When keeping the Coral still makes sense
The recommendation against the Coral is for new installs. Frigate has been clear that it is not dropping support, noting it “will continue to provide support for the Coral TPU for as long as practicably possible given it’s still one of the most power-efficient devices for executing object detection models.”
So keep your Coral if it is already working and your host kernel predates the driver breakage, if power draw is your single hardest constraint, or if your hardware genuinely cannot take a Hailo M.2 or HAT. The one thing to avoid is starting a brand-new install on a current kernel around a Coral, because that is exactly the combination that hits the unmaintained Gasket driver and the tflite-runtime segfaults.
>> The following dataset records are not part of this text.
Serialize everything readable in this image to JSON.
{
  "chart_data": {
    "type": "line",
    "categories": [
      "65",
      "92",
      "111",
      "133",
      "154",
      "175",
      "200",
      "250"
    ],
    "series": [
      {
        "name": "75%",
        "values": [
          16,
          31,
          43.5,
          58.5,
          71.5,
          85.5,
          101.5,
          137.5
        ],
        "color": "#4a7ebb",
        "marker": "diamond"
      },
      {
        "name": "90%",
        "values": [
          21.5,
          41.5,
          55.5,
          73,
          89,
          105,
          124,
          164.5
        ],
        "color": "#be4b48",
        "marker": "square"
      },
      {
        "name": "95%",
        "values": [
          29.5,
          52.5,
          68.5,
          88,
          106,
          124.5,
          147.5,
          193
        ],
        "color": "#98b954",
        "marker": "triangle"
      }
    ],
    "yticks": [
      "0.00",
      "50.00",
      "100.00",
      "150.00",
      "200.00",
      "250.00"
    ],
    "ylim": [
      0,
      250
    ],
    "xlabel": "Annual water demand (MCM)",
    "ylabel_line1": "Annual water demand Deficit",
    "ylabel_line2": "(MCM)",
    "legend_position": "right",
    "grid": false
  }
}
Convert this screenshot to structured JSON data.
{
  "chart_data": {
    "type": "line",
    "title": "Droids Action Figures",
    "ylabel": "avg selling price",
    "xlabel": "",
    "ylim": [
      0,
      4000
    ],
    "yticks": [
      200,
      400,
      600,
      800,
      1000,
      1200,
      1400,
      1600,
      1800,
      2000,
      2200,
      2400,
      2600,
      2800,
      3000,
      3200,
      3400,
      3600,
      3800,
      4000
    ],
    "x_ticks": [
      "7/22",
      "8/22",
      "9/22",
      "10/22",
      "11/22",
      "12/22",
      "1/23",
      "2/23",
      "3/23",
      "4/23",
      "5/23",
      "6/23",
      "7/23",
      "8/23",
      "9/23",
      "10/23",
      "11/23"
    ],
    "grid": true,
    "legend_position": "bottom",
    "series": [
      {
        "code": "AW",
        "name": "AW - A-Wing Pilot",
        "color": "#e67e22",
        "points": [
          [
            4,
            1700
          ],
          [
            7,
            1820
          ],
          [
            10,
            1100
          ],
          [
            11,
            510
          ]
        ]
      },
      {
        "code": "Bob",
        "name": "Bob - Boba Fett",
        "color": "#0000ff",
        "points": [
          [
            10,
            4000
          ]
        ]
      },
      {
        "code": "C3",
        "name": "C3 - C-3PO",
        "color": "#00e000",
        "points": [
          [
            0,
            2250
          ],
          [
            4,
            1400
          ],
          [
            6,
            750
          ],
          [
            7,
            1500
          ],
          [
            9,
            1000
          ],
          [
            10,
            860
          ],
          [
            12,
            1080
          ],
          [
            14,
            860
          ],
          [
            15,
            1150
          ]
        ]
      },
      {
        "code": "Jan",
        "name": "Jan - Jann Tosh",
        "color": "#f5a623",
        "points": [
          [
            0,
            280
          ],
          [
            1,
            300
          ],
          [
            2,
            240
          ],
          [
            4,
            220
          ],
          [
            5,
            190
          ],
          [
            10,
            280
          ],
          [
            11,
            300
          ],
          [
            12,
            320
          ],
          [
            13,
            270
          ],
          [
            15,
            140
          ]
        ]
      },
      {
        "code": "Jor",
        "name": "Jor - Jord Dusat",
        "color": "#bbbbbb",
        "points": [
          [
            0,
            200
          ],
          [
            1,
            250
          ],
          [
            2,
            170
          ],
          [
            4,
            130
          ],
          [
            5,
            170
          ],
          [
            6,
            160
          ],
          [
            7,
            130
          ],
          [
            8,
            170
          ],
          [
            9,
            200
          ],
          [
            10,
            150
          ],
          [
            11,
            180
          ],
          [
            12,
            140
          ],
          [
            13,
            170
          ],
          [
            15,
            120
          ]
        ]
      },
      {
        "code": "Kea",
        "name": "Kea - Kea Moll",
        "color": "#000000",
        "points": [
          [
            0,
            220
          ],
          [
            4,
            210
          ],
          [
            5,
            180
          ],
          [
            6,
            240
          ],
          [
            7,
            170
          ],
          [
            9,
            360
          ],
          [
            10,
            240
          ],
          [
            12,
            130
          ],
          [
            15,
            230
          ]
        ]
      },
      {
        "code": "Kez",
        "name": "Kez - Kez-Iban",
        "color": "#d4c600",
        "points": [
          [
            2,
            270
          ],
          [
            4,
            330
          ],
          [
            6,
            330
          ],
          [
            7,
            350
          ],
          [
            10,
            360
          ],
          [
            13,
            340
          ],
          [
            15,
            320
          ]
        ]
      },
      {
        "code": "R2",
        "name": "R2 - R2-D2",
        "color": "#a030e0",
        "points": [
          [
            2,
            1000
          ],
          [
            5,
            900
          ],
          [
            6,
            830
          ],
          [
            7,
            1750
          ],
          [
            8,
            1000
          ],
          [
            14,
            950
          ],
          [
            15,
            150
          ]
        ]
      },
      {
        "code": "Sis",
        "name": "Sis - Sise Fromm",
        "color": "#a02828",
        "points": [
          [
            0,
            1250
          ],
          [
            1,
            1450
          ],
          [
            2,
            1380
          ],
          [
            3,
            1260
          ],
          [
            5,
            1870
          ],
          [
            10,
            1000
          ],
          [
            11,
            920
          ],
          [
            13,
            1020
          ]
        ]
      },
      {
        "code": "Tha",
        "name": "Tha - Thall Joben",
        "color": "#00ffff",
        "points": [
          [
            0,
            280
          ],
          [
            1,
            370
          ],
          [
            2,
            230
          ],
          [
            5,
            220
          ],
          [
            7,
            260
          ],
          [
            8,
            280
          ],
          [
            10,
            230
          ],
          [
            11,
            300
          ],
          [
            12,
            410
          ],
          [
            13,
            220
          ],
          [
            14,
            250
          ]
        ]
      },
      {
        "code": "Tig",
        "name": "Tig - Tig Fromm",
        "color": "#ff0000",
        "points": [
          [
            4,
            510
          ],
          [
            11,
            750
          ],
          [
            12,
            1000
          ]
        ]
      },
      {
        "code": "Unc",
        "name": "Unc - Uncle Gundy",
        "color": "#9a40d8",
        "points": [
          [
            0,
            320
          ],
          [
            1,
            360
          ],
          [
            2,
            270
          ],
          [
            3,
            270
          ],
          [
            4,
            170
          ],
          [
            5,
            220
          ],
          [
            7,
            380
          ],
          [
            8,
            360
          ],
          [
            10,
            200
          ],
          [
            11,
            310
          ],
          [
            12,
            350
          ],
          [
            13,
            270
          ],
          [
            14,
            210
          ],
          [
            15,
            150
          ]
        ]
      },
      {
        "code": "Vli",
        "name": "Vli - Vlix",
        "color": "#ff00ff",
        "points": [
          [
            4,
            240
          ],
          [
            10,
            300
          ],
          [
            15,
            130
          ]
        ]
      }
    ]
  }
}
Common misconceptions about the switch
A few ideas come up repeatedly in homelab threads that are worth correcting before you buy or rip anything out.
- “The Coral is dead.” The product still exists and Frigate still supports it. What is gone is the maintained Linux driver and runtime on current kernels, which is a software problem, not a discontinued chip.
- “Hailo is faster, so my detection gets better.” Below a handful of cameras the detector is not your bottleneck. The real win is a maintained driver and the headroom to add streams or a bigger model later.
- “I will have to retrain or convert a model.” No. Frigate auto-downloads a Hailo-compatible YOLOv6n by default, so the detector works on first start with no model wrangling.
- “I have to buy a Raspberry Pi for this.” No. A Hailo-8 M.2 module works in an x86 mini PC, and if that box has an Intel iGPU you can switch to OpenVINO and spend nothing.
The mental model to carry away is simple: the Coral recommendation ended because of a maintenance gap on Linux, not a performance one. Match the replacement to the box you already have. An Intel iGPU you own beats hardware you buy, and where you do need an accelerator, a Hailo is the supported, low-power successor that drops into the same role the Coral used to fill.